Trade unions have historically taken up issues outside the economic and working conditions of their members.

Catalan solidarity

We have seen unions in Catalan call a general strike to protest the repression of the Spanish state against people taking part in the referendum on independence. Catalonians were beaten and bloodied as they attempted to cast their ballots. Polling stations were shut down. Activists were arrested. Some unions had positions supporting independence, others did not, but most all of them joined together and participated in a work stoppage taking on the brutality and anti-democratic attacks of the government in Madrid.

This working class solidarity in support of a people’s right to self determination is critical. Recently a meeting took place in Montreal at which unions such as the Canadian Union of Postal Workers took part in initiating a campaign in support of self determination of Catalan. Other unions should take this up as well.


Recently members of the United Steelworkers in Toronto took part in a rally protesting an alt-right demonstration that gathered at city hall square intending to march through the city. It drew the Golden Dawn, the Northern Alliance, the Proud Boys and other neo-Nazis. They held placards which said, “No to Globalism, No to Communism, No to Feminism, No to Islamism” and “LGBT Agenda at War with Free Speech.” They were spewing hate and actively provoking counter protesters.

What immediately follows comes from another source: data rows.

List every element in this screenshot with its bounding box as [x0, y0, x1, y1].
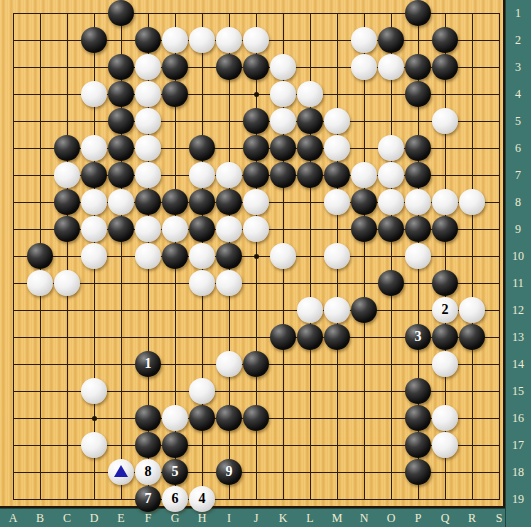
black-stone-q2[interactable]: [432, 27, 458, 53]
row-label-8: 8: [515, 196, 521, 208]
black-stone-p17[interactable]: [405, 432, 431, 458]
white-stone-f3[interactable]: [135, 54, 161, 80]
white-stone-h10[interactable]: [189, 243, 215, 269]
white-stone-r12[interactable]: [459, 297, 485, 323]
white-stone-m10[interactable]: [324, 243, 350, 269]
triangle-marker-icon: [114, 465, 128, 477]
black-stone-p18[interactable]: [405, 459, 431, 485]
white-stone-k10[interactable]: [270, 243, 296, 269]
black-stone-f2[interactable]: [135, 27, 161, 53]
white-stone-j2[interactable]: [243, 27, 269, 53]
black-stone-q9[interactable]: [432, 216, 458, 242]
white-stone-h2[interactable]: [189, 27, 215, 53]
row-label-15: 15: [512, 385, 524, 397]
black-stone-g17[interactable]: [162, 432, 188, 458]
star-point: [254, 92, 259, 97]
white-stone-n7[interactable]: [351, 162, 377, 188]
black-stone-f19[interactable]: 7: [135, 486, 161, 512]
row-label-1: 1: [515, 7, 521, 19]
white-stone-p10[interactable]: [405, 243, 431, 269]
white-stone-d4[interactable]: [81, 81, 107, 107]
black-stone-e7[interactable]: [108, 162, 134, 188]
black-stone-p6[interactable]: [405, 135, 431, 161]
black-stone-p16[interactable]: [405, 405, 431, 431]
white-stone-f4[interactable]: [135, 81, 161, 107]
black-stone-j14[interactable]: [243, 351, 269, 377]
row-label-13: 13: [512, 331, 524, 343]
black-stone-i8[interactable]: [216, 189, 242, 215]
column-label-n: N: [360, 512, 369, 524]
white-stone-d10[interactable]: [81, 243, 107, 269]
black-stone-p1[interactable]: [405, 0, 431, 26]
black-stone-p9[interactable]: [405, 216, 431, 242]
white-stone-o3[interactable]: [378, 54, 404, 80]
black-stone-l6[interactable]: [297, 135, 323, 161]
black-stone-h9[interactable]: [189, 216, 215, 242]
column-label-b: B: [36, 512, 44, 524]
white-stone-l12[interactable]: [297, 297, 323, 323]
white-stone-q16[interactable]: [432, 405, 458, 431]
move-number-label: 4: [199, 492, 206, 506]
column-label-h: H: [198, 512, 207, 524]
black-stone-i16[interactable]: [216, 405, 242, 431]
move-number-label: 7: [145, 492, 152, 506]
black-stone-f16[interactable]: [135, 405, 161, 431]
black-stone-b10[interactable]: [27, 243, 53, 269]
column-label-j: J: [254, 512, 259, 524]
column-coordinate-strip: [0, 508, 505, 527]
white-stone-c7[interactable]: [54, 162, 80, 188]
black-stone-g18[interactable]: 5: [162, 459, 188, 485]
black-stone-l7[interactable]: [297, 162, 323, 188]
column-label-o: O: [387, 512, 396, 524]
move-number-label: 5: [172, 465, 179, 479]
black-stone-f17[interactable]: [135, 432, 161, 458]
black-stone-c9[interactable]: [54, 216, 80, 242]
white-stone-f5[interactable]: [135, 108, 161, 134]
white-stone-q12[interactable]: 2: [432, 297, 458, 323]
white-stone-h11[interactable]: [189, 270, 215, 296]
black-stone-n12[interactable]: [351, 297, 377, 323]
white-stone-g2[interactable]: [162, 27, 188, 53]
black-stone-d2[interactable]: [81, 27, 107, 53]
white-stone-e18[interactable]: [108, 459, 134, 485]
white-stone-o8[interactable]: [378, 189, 404, 215]
go-board-screenshot: 231859764ABCDEFGHIJKLMNOPQRS123456789101…: [0, 0, 531, 527]
row-label-3: 3: [515, 61, 521, 73]
row-label-11: 11: [512, 277, 524, 289]
black-stone-o9[interactable]: [378, 216, 404, 242]
white-stone-b11[interactable]: [27, 270, 53, 296]
white-stone-d17[interactable]: [81, 432, 107, 458]
white-stone-q8[interactable]: [432, 189, 458, 215]
black-stone-q13[interactable]: [432, 324, 458, 350]
black-stone-e4[interactable]: [108, 81, 134, 107]
white-stone-o6[interactable]: [378, 135, 404, 161]
black-stone-e9[interactable]: [108, 216, 134, 242]
black-stone-p3[interactable]: [405, 54, 431, 80]
black-stone-p15[interactable]: [405, 378, 431, 404]
white-stone-g9[interactable]: [162, 216, 188, 242]
black-stone-i10[interactable]: [216, 243, 242, 269]
white-stone-r8[interactable]: [459, 189, 485, 215]
column-label-q: Q: [441, 512, 450, 524]
white-stone-q17[interactable]: [432, 432, 458, 458]
white-stone-e8[interactable]: [108, 189, 134, 215]
black-stone-h16[interactable]: [189, 405, 215, 431]
white-stone-i2[interactable]: [216, 27, 242, 53]
white-stone-h19[interactable]: 4: [189, 486, 215, 512]
grid-line-vertical: [391, 13, 392, 500]
black-stone-o2[interactable]: [378, 27, 404, 53]
move-number-label: 2: [442, 303, 449, 317]
white-stone-f9[interactable]: [135, 216, 161, 242]
column-label-c: C: [63, 512, 71, 524]
grid-line-vertical: [472, 13, 473, 500]
white-stone-k3[interactable]: [270, 54, 296, 80]
black-stone-o11[interactable]: [378, 270, 404, 296]
white-stone-m5[interactable]: [324, 108, 350, 134]
black-stone-q11[interactable]: [432, 270, 458, 296]
black-stone-g3[interactable]: [162, 54, 188, 80]
white-stone-n2[interactable]: [351, 27, 377, 53]
white-stone-o7[interactable]: [378, 162, 404, 188]
grid-line-vertical: [499, 13, 500, 500]
white-stone-j9[interactable]: [243, 216, 269, 242]
white-stone-j8[interactable]: [243, 189, 269, 215]
column-label-e: E: [117, 512, 124, 524]
white-stone-i7[interactable]: [216, 162, 242, 188]
black-stone-j7[interactable]: [243, 162, 269, 188]
black-stone-c6[interactable]: [54, 135, 80, 161]
row-label-5: 5: [515, 115, 521, 127]
row-label-19: 19: [512, 493, 524, 505]
column-label-d: D: [90, 512, 99, 524]
white-stone-g16[interactable]: [162, 405, 188, 431]
row-label-14: 14: [512, 358, 524, 370]
row-label-12: 12: [512, 304, 524, 316]
black-stone-l5[interactable]: [297, 108, 323, 134]
column-label-f: F: [145, 512, 152, 524]
black-stone-g4[interactable]: [162, 81, 188, 107]
black-stone-h6[interactable]: [189, 135, 215, 161]
black-stone-p7[interactable]: [405, 162, 431, 188]
black-stone-e3[interactable]: [108, 54, 134, 80]
move-number-label: 3: [415, 330, 422, 344]
black-stone-k7[interactable]: [270, 162, 296, 188]
black-stone-j16[interactable]: [243, 405, 269, 431]
row-label-17: 17: [512, 439, 524, 451]
black-stone-n9[interactable]: [351, 216, 377, 242]
white-stone-m8[interactable]: [324, 189, 350, 215]
black-stone-p4[interactable]: [405, 81, 431, 107]
row-label-10: 10: [512, 250, 524, 262]
star-point: [92, 416, 97, 421]
column-label-k: K: [279, 512, 288, 524]
black-stone-m13[interactable]: [324, 324, 350, 350]
white-stone-f7[interactable]: [135, 162, 161, 188]
white-stone-p8[interactable]: [405, 189, 431, 215]
white-stone-f6[interactable]: [135, 135, 161, 161]
black-stone-e6[interactable]: [108, 135, 134, 161]
white-stone-l4[interactable]: [297, 81, 323, 107]
black-stone-e5[interactable]: [108, 108, 134, 134]
row-label-2: 2: [515, 34, 521, 46]
black-stone-h8[interactable]: [189, 189, 215, 215]
move-number-label: 8: [145, 465, 152, 479]
black-stone-d7[interactable]: [81, 162, 107, 188]
white-stone-q5[interactable]: [432, 108, 458, 134]
grid-line-vertical: [364, 13, 365, 500]
black-stone-q3[interactable]: [432, 54, 458, 80]
black-stone-g8[interactable]: [162, 189, 188, 215]
star-point: [254, 254, 259, 259]
column-label-p: P: [415, 512, 422, 524]
move-number-label: 9: [226, 465, 233, 479]
row-label-16: 16: [512, 412, 524, 424]
black-stone-e1[interactable]: [108, 0, 134, 26]
white-stone-d8[interactable]: [81, 189, 107, 215]
black-stone-p13[interactable]: 3: [405, 324, 431, 350]
move-number-label: 6: [172, 492, 179, 506]
column-label-s: S: [496, 512, 503, 524]
white-stone-i14[interactable]: [216, 351, 242, 377]
black-stone-j5[interactable]: [243, 108, 269, 134]
black-stone-n8[interactable]: [351, 189, 377, 215]
black-stone-k6[interactable]: [270, 135, 296, 161]
black-stone-l13[interactable]: [297, 324, 323, 350]
black-stone-g10[interactable]: [162, 243, 188, 269]
white-stone-h15[interactable]: [189, 378, 215, 404]
white-stone-m12[interactable]: [324, 297, 350, 323]
row-label-18: 18: [512, 466, 524, 478]
black-stone-i3[interactable]: [216, 54, 242, 80]
white-stone-m6[interactable]: [324, 135, 350, 161]
white-stone-i11[interactable]: [216, 270, 242, 296]
move-number-label: 1: [145, 357, 152, 371]
grid-line-horizontal: [13, 499, 500, 500]
white-stone-d6[interactable]: [81, 135, 107, 161]
black-stone-j3[interactable]: [243, 54, 269, 80]
white-stone-f18[interactable]: 8: [135, 459, 161, 485]
white-stone-d9[interactable]: [81, 216, 107, 242]
white-stone-q14[interactable]: [432, 351, 458, 377]
white-stone-c11[interactable]: [54, 270, 80, 296]
column-label-r: R: [468, 512, 476, 524]
black-stone-i18[interactable]: 9: [216, 459, 242, 485]
row-label-7: 7: [515, 169, 521, 181]
white-stone-k4[interactable]: [270, 81, 296, 107]
black-stone-f8[interactable]: [135, 189, 161, 215]
black-stone-m7[interactable]: [324, 162, 350, 188]
grid-line-horizontal: [13, 310, 500, 311]
column-label-a: A: [9, 512, 18, 524]
column-label-m: M: [332, 512, 343, 524]
grid-line-horizontal: [13, 283, 500, 284]
black-stone-r13[interactable]: [459, 324, 485, 350]
row-label-6: 6: [515, 142, 521, 154]
white-stone-i9[interactable]: [216, 216, 242, 242]
black-stone-k13[interactable]: [270, 324, 296, 350]
white-stone-d15[interactable]: [81, 378, 107, 404]
column-label-i: I: [227, 512, 231, 524]
black-stone-j6[interactable]: [243, 135, 269, 161]
column-label-g: G: [171, 512, 180, 524]
white-stone-n3[interactable]: [351, 54, 377, 80]
black-stone-c8[interactable]: [54, 189, 80, 215]
row-label-9: 9: [515, 223, 521, 235]
white-stone-h7[interactable]: [189, 162, 215, 188]
white-stone-g19[interactable]: 6: [162, 486, 188, 512]
row-label-4: 4: [515, 88, 521, 100]
black-stone-f14[interactable]: 1: [135, 351, 161, 377]
column-label-l: L: [306, 512, 313, 524]
white-stone-f10[interactable]: [135, 243, 161, 269]
white-stone-k5[interactable]: [270, 108, 296, 134]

A member of the union was at the event supporting the rightwing demonstration called under the guise of being anti-Trudeau (signs called out “Jihadi Justin” objecting to the compensation given to Omar Khadr). He sent a letter to his local objecting to USW flags being present and arguing that the union should not be taking this type of political stance. The racist and Islamophobic nature of the event was pointed out in a response to him and the union will continue to take an active role in confronting racists and bigots.

It is not lost on the alt-right that unions representing the organized working class bring a lot of social weight to a struggle, and they do not want labour to be an active participant in opposing their right wing ideology.

Building from below

If you look at other struggles the role of labour was very significant. In the anti-war movement it was a step by step process building a consensus against the war. Activists brought resolutions first to local labour councils where the issue was debated, and one council after another took a position against the war. This then moved on to union conventions where once again discussions took place on the floor and motions were passed. The next step was to move on to provincial federations of labour across the country and then the Canadian Labour Congress. All the while groups such as Trade Unionists Against the War were actively engaging rank and file members broadening the understanding of the issues at stake and became actively involved in the debates. These groups built union contingents in the anti-war demonstrations. It was also union locals that put resolutions forward to the federal New Democratic Party along with riding associations which led to the party taking an anti-war position. This process was extremely important in building a broad anti-war movement in this country.

Trade unions must continue to play a role in the political struggles that working class people are dealing with every day of our lives. We must not allow those who are opposed to a just and better world for all to pressure our unions into silence on such critical issues.